Become a foster parent
Think fostering might be a good fit? Start by visiting the state’s DSHS website or contacting a private agency (find a list here). Attend a free orientation or meet with a county liaison (an agency representative who can help prospective foster parents navigate the process) to learn more. If you are a parent of color, Amara is helping families of color learn more about fostering and adopting, starting with a May 6 conversation at Seattle’s Northwest African American Museum.
The process: First steps to fostering
Whether you hope to welcome just one foster child or dozens, the first step is to get licensed as a foster parent through the State of Washington. Prospective foster parents must begin with a free, drop-in orientation course (registration is not required) that takes place once or twice a month in various locations throughout the state. Online courses are offered, but in-person attendance is encouraged.
Next comes 24 hours of pre-service core training, available as a series of in-person courses in four six-hour sessions or eight three-hour sessions. (The Alliance for Child Welfare Excellence offers multiple training locations throughout Washington.) A home study — generally composed of a couple of visits from a caseworker over a couple of months — and a free first aid/bloodborne pathogens course, offered quarterly.
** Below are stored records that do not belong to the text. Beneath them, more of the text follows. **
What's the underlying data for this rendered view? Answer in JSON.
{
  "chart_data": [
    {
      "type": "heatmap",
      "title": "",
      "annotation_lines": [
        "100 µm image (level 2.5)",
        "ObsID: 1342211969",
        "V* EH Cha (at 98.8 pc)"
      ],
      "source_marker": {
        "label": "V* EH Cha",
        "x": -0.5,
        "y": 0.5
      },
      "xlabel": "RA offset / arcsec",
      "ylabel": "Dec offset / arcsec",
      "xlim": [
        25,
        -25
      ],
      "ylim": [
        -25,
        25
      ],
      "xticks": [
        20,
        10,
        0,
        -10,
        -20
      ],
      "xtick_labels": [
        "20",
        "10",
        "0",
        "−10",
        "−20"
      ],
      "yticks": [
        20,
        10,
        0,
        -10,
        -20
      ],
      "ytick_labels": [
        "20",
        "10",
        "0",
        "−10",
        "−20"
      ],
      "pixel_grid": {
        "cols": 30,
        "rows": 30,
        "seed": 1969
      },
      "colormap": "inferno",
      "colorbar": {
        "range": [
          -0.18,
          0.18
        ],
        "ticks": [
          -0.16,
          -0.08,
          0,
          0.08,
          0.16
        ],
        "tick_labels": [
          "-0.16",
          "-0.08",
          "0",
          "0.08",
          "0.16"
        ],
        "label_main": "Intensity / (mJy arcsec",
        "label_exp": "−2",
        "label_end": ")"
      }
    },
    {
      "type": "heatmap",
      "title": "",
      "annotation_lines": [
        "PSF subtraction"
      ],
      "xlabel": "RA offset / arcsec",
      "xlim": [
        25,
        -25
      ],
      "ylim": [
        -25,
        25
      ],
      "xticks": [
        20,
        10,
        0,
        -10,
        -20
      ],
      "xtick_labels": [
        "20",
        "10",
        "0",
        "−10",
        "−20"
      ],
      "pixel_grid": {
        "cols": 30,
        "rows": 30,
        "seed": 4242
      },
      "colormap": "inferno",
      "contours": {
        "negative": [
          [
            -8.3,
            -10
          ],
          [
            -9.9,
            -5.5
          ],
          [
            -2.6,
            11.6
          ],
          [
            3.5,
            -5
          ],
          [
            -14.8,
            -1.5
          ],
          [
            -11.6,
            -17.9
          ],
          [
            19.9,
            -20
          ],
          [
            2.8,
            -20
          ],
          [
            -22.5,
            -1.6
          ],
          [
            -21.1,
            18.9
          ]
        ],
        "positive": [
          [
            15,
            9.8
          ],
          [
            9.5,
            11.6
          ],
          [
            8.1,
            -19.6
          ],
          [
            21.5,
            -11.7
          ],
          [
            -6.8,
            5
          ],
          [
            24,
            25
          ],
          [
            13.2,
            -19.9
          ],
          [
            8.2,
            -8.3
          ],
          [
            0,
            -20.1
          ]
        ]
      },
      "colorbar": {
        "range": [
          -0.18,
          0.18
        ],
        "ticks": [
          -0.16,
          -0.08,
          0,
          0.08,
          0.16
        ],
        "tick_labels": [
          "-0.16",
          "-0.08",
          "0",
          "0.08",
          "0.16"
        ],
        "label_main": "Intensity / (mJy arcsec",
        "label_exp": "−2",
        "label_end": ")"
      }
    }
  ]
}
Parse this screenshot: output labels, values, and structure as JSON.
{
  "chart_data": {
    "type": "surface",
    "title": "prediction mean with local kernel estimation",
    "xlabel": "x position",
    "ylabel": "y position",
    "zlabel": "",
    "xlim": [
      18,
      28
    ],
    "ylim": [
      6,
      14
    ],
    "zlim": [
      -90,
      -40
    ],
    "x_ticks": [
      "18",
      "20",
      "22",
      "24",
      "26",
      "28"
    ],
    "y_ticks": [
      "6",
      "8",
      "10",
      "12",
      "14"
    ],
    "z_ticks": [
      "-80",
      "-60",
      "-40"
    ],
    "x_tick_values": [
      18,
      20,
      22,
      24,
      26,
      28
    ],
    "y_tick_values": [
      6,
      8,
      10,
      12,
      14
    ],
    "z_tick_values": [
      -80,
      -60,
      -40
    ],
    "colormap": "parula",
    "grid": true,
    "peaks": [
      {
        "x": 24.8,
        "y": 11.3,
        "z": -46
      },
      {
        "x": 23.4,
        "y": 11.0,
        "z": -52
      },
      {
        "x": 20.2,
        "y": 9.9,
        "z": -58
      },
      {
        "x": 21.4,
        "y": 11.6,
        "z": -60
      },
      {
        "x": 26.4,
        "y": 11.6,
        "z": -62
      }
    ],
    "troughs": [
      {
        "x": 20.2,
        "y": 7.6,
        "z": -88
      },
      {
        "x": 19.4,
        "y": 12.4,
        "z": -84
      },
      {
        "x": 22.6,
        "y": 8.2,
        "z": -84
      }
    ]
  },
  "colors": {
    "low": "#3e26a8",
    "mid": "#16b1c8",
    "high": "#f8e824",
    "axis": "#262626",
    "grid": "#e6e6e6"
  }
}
When it comes to actually welcoming a foster child or children, many families elect to go through an agency like Amara, Bethany Christian Services or Community and Family Services Foundation; such an agency helps walk families through the licensing process, screens prospective foster children and families to help make a good match, and provides an additional layer of support and education to complement the information provided by the state. You can go it alone, but regardless, all foster parents must be licensed through the State of Washington. It’s the state that’s ultimately responsible for the placement and welfare of all foster children, says Thompson of Olive Crest.
The distinction between the state and the various agencies can be confusing, but Thompson tells families that it’s like doing taxes: “You can choose to hire an accountant, who can help with the process and some of the legwork, or you can file directly with the IRS yourself, but ultimately you’re accountable to the government.”